Great Britain invented the Great British Bake Off programme format and it’s been sold to 196 different territories, including France where it’s called Le Meilleur Pâtissier (the best baker) and it’s, well, just better than the British original.
So with the ninth series underway in France (where it’s pulling in over 3 million viewers a week), here’s why you should switch to watching French bakers.
1. It’s longer
If some cake is good, more cake is better, right? While the British show coasts in at around an hour, the French version is two hours long if you watch it straight through online, or two-and-a-half if you watch it on TV with ad breaks.
The format is basically the same. Each week the bakers create a signature challenge, a technical challenge from a recipe they have never seen before and a showstopper or creative challenge.
But the distinctly leisurely pace of the French show allows for more chatting, plus loads of clips of the contestants going about their everyday lives, jobs and explaining what baking means to them.
2. It’s harder
The challenges on the British show have definitely become more difficult since the relatively benign early days when they simply had to bake a cake, but the French show is at a whole new level. By week two the (amateur) bakers are creating a life sized replica of Versailles out of choux buns.
Okay, that’s a slight exaggeration, but some of the challenges are frankly insane (such as creating a Breton tower out of 60 crêpes and some caramel).
3. It’s naughtier
The French version is very much post-watershed. Broadcast by commercial channel M6 there’s no bleeping out swear words here. In fact if you really want to learn how to swear properly in French simply tune in and wait for the baker whose cake fails to rise, who drops their pastry cases or who spills molten sugar on themselves.
There’s also a distinct acknowledgement that the audience are adults – every series includes a 50 nuances de crème (50 shades of cream) week. The results (see below) are usually hilariously horrifying, proving that erotica and baking really should never mix – oooh la la!
4. It’s got Cyril Lignac
The show is currently presented by Julia Vignali, while the jury consists of Michelin-starred chef Cyril Lignac and culinary blogger Jacqueline Mercorelli, better known by her stage name “Mercotte“. They are frequently joined by guest judges.
While Mercotte is essentially Mary Berry with added Frenchness, Cyril brings a whole new dimension to judging. Rather than being known for his annoying ‘Hollywood handshakes’ Cyril’s USP is the bizarre faces he pulls while tasting. Many, varied and strange, they also offer no clue at all as to whether the cake is delicious or terrible. It all adds to the drama.

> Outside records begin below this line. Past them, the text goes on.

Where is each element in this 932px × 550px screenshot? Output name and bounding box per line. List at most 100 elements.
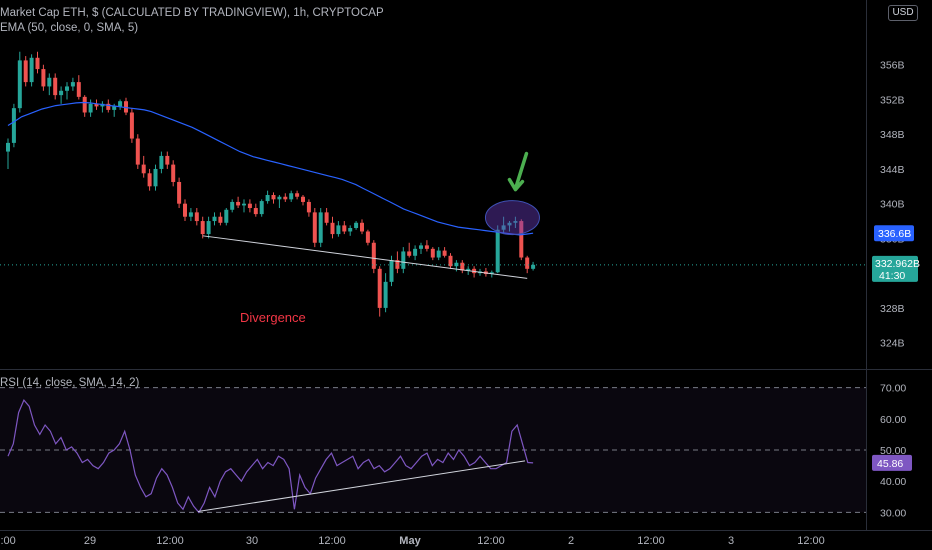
candle-body xyxy=(29,57,34,83)
candle-body xyxy=(389,260,394,282)
candle-body xyxy=(277,196,282,200)
candle-body xyxy=(489,272,494,275)
candle-body xyxy=(124,101,128,113)
candle-body xyxy=(342,225,347,232)
time-tick-label: 30 xyxy=(246,535,258,547)
candle-body xyxy=(183,203,187,217)
candle-body xyxy=(65,86,69,91)
candle-body xyxy=(348,228,353,232)
candle-body xyxy=(70,82,75,87)
ema-series-line xyxy=(7,101,534,236)
annotations: Divergence xyxy=(0,151,866,512)
candle-body xyxy=(236,201,241,206)
candle-body xyxy=(283,196,288,200)
candle-body xyxy=(259,201,264,215)
candle-body xyxy=(318,212,323,243)
candle-body xyxy=(35,57,40,70)
annotation-arrow xyxy=(507,151,529,192)
ema-price-badge xyxy=(874,225,914,242)
candle-body xyxy=(165,155,170,165)
candle-countdown-label: 41:30 xyxy=(879,270,905,282)
candle-body xyxy=(265,195,270,202)
time-tick-label: 12:00 xyxy=(0,535,16,547)
ema-line xyxy=(7,101,534,236)
candle-body xyxy=(177,181,182,204)
candle-body xyxy=(407,251,412,256)
rsi-tick-label: 60.00 xyxy=(880,414,906,426)
candle-body xyxy=(141,164,146,174)
rsi-trendline xyxy=(197,460,526,512)
candle-body xyxy=(129,112,134,139)
current-price-badge xyxy=(872,255,918,282)
current-price-badge-label: 332.962B xyxy=(875,258,920,270)
candle-body xyxy=(135,138,140,165)
candle-body xyxy=(88,103,93,113)
candle-body xyxy=(206,221,211,235)
candle-body xyxy=(118,101,123,107)
candle-body xyxy=(436,250,441,258)
candle-body xyxy=(253,208,258,215)
time-tick-label: May xyxy=(399,535,421,547)
price-tick-label: 328B xyxy=(880,303,905,315)
axes: 356B352B348B344B340B336B332B328B324B336.… xyxy=(0,60,920,547)
time-tick-label: 12:00 xyxy=(318,535,346,547)
candle-body xyxy=(289,193,294,200)
candle-body xyxy=(218,216,223,223)
candle-body xyxy=(106,103,111,110)
price-tick-label: 340B xyxy=(880,199,905,211)
candle-body xyxy=(159,155,164,169)
candle-body xyxy=(466,268,471,271)
candle-body xyxy=(6,142,10,152)
price-tick-label: 352B xyxy=(880,94,905,106)
candle-body xyxy=(365,231,370,243)
candle-body xyxy=(513,221,518,223)
candle-body xyxy=(153,168,158,187)
candle-body xyxy=(371,242,376,269)
candle-body xyxy=(507,222,512,226)
candle-body xyxy=(312,212,317,243)
rsi-tick-label: 40.00 xyxy=(880,476,906,488)
divergence-label: Divergence xyxy=(240,310,306,325)
rsi-legend: RSI (14, close, SMA, 14, 2) xyxy=(0,377,140,389)
candle-body xyxy=(112,106,117,110)
candle-body xyxy=(460,262,465,271)
candle-body xyxy=(413,248,418,256)
candle-body xyxy=(330,222,335,235)
currency-badge[interactable]: USD xyxy=(888,5,918,21)
time-tick-label: 12:00 xyxy=(637,535,665,547)
rsi-tick-label: 70.00 xyxy=(880,383,906,395)
candle-body xyxy=(525,257,530,269)
chart-title: Market Cap ETH, $ (CALCULATED BY TRADING… xyxy=(0,7,384,19)
rsi-panel xyxy=(0,387,866,514)
price-trendline xyxy=(202,235,528,279)
candle-body xyxy=(59,90,64,96)
candle-body xyxy=(295,193,300,197)
candle-body xyxy=(383,281,388,308)
candle-body xyxy=(171,164,176,182)
time-tick-label: 29 xyxy=(84,535,96,547)
candle-body xyxy=(194,212,199,222)
time-tick-label: 12:00 xyxy=(477,535,505,547)
candle-body xyxy=(242,203,246,206)
rsi-value-badge xyxy=(872,454,912,471)
candle-body xyxy=(401,251,406,269)
candle-body xyxy=(147,173,152,187)
price-tick-label: 324B xyxy=(880,338,905,350)
price-tick-label: 356B xyxy=(880,60,905,72)
candle-body xyxy=(200,221,205,235)
candle-body xyxy=(424,245,429,249)
candle-body xyxy=(212,216,217,222)
ema-legend: EMA (50, close, 0, SMA, 5) xyxy=(0,22,139,34)
rsi-series-line xyxy=(7,398,534,514)
candle-body xyxy=(395,260,400,269)
candle-body xyxy=(271,195,276,200)
candle-body xyxy=(82,96,87,113)
candles xyxy=(6,51,536,317)
highlight-ellipse xyxy=(484,200,540,236)
rsi-value-badge-label: 45.86 xyxy=(877,458,903,470)
time-tick-label: 12:00 xyxy=(156,535,184,547)
price-tick-label: 348B xyxy=(880,129,905,141)
candle-body xyxy=(230,201,235,210)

The broadcast is followed by an aftershow entitled Le Meilleur Pâtissier: À vos fourneaux (The Best Baker: To your ovens).
5. It has cuter animals
Creating a giant and slightly impractical tent in the middle of a country estate has been faithfully copied from the British show, as have the cut-away shots to cute animals to indicate the passing of time.
But while the surroundings of the UK tent are populated with nothing more exotic than a few birds and lambs, the French show ups the ante quite dramatically. It appears to have shipped the entire contents of a petting zoo to the grounds of the various châteaux where it has been located. On breaks from baking, the contestants are frequently seen sitting alongside peacocks, ponies and penguins.